AFI FEST 2015: Right Now, Wrong Then, by Scott Nye
You’re not going to see the latest Hong Sang-soo movie – you’re going to see the latest installment of the Hong Sang-soo show. Releasing at least one film each year since 2008 (plus doubling up in 2013), his films stick to more or less the same tone, subject, aesthetic, and character types. If there’s a story about a film director with a weakness for drink who’s juggling a series of comically tragic relationships that start to all sound the same, Hong will find it. Probably by use of a zoom shot.
Even within such a firmly-established pattern, Right Now, Wrong Then has such a Hong Sang-soo premise that I’m actually surprised he’s never, to my knowledge, used it before. Jung Jae-young stars as Ham Chun-su, a successful film director, who hits it off with Yoon Hee-jung (Kim Min-hee), an aspiring painter, who admires him, at least for his reputation. They have quite a lot to drink, and the whole date quickly goes south. Then, after all is lost, the story restarts itself, with different beats in the same environs. For a filmmaker who’s been somewhat obsessed with repetition and slight variations, this set-up seems a long time coming.
AFI FEST programmed Right Now, Wrong Then in the late slot on a weekday night, and I was not the only cinephile in attendance who had difficulty hanging with the two-hour film as the subtle variations between the two stories unfolded, but I can still say with some confidence that this is another remarkable film by Hong. If there is a filmmaker alive who’s locked into “how we live now,” it is he. His characters are both captains of their own fate and ironically incapable of achieving much of anything. They make grand, drunken, heartfelt pronouncements that nobody understands, and which they quickly regret. True intimate connection is impossible to come by. Achievements are but an illusion. And everything in their world starts to seem far too familiar.

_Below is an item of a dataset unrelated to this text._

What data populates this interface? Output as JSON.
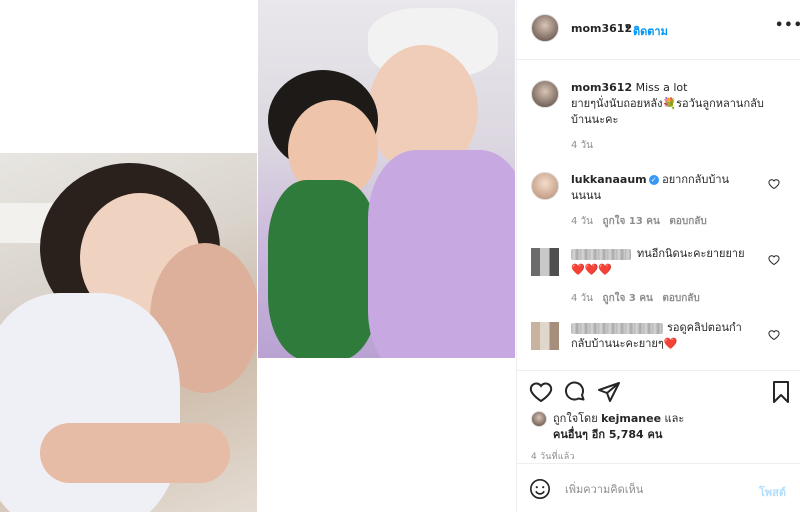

The lovely thing about Right Now, Wrong Then is that the two halves are not so dissimilar. It’s really just a slight change in temperament, a willingness to be honest at the right time and a little cagey when the truth doesn’t matter. I was often told as a child, “It’s not what you say, it’s how you say it.” For Hong, it’s also when you say it. Too soon, and it can come across as desperate; too late, simply apologetic or defensive. His dissections of the thousand ways to screw up almost anything are razor-sharp, the results just as often funny (it’s difficult, but well worthwhile, to see his films with an audience) as they are devastating.
This is not mere pessimism, though his negative side is usually his most amusing. The title is Right Now, Wrong Then for a reason. When things do work out between two people, it becomes all the more miraculous after we see them fail and fail again and again. This repetition – which, even in a less determined structure, always feels crafted; Hong is no realist – calls to attention how many of our interactions follow specified rules, and how emphasizes both the predictability and total shock of our responses to them. We might fall on a repeated line we’ve seen work before (in RNWT, Chun-su’s responses to Hee-jung’s initial queries follow a very specific, falsely modest script), or we might be left scrambling at a question we did not anticipate (two women calling the filmmaker on his well-documented affairs makes for a great bit of uncomfortable comedy). But mostly, intimacy is gained through completely unexpected means, by some tossed-off remark or action that might have easily offended some, but just happened to delight the one you’re with.
Right Now, Wrong Then was shot by Hong’s frequent cinematographer, Park Hong-yeol, and their work together is getting richer each time. Despite the modesty of Hong’s stories and shot structures (most scenes play out in a single take), Park ensures they’re lit quite beautifully, moving the camera around in small but effective bursts to draw the audience’s attention. Their famous zooms are expertly deployed as always. Nowhere is this better demonstrated than the gradual zoom into Kim’s face as the first date goes spectacularly downhill, only to rapidly zoom back out and recapture the whole scene. With this move, Hong and Park reframe the thrust of the narrative away from Chun-su and onto Hee-jung, whose perspective on the afternoon had thus far only been of supportive interest. Coming late in the first section of the film, it helps us to see the second half more from her point of view. This decision is further underscored by the subtle way Hong and Park reframe the familiar scenes, placing Kim more in the foreground. If ever there was a single film to illustrate the importance of framing, Right Now, Wrong Then would be it.
AFI FEST 2015 Presented by Audi ran from November 5th-November 12th. Right Now, Wrong Then currently has no U.S. distributor.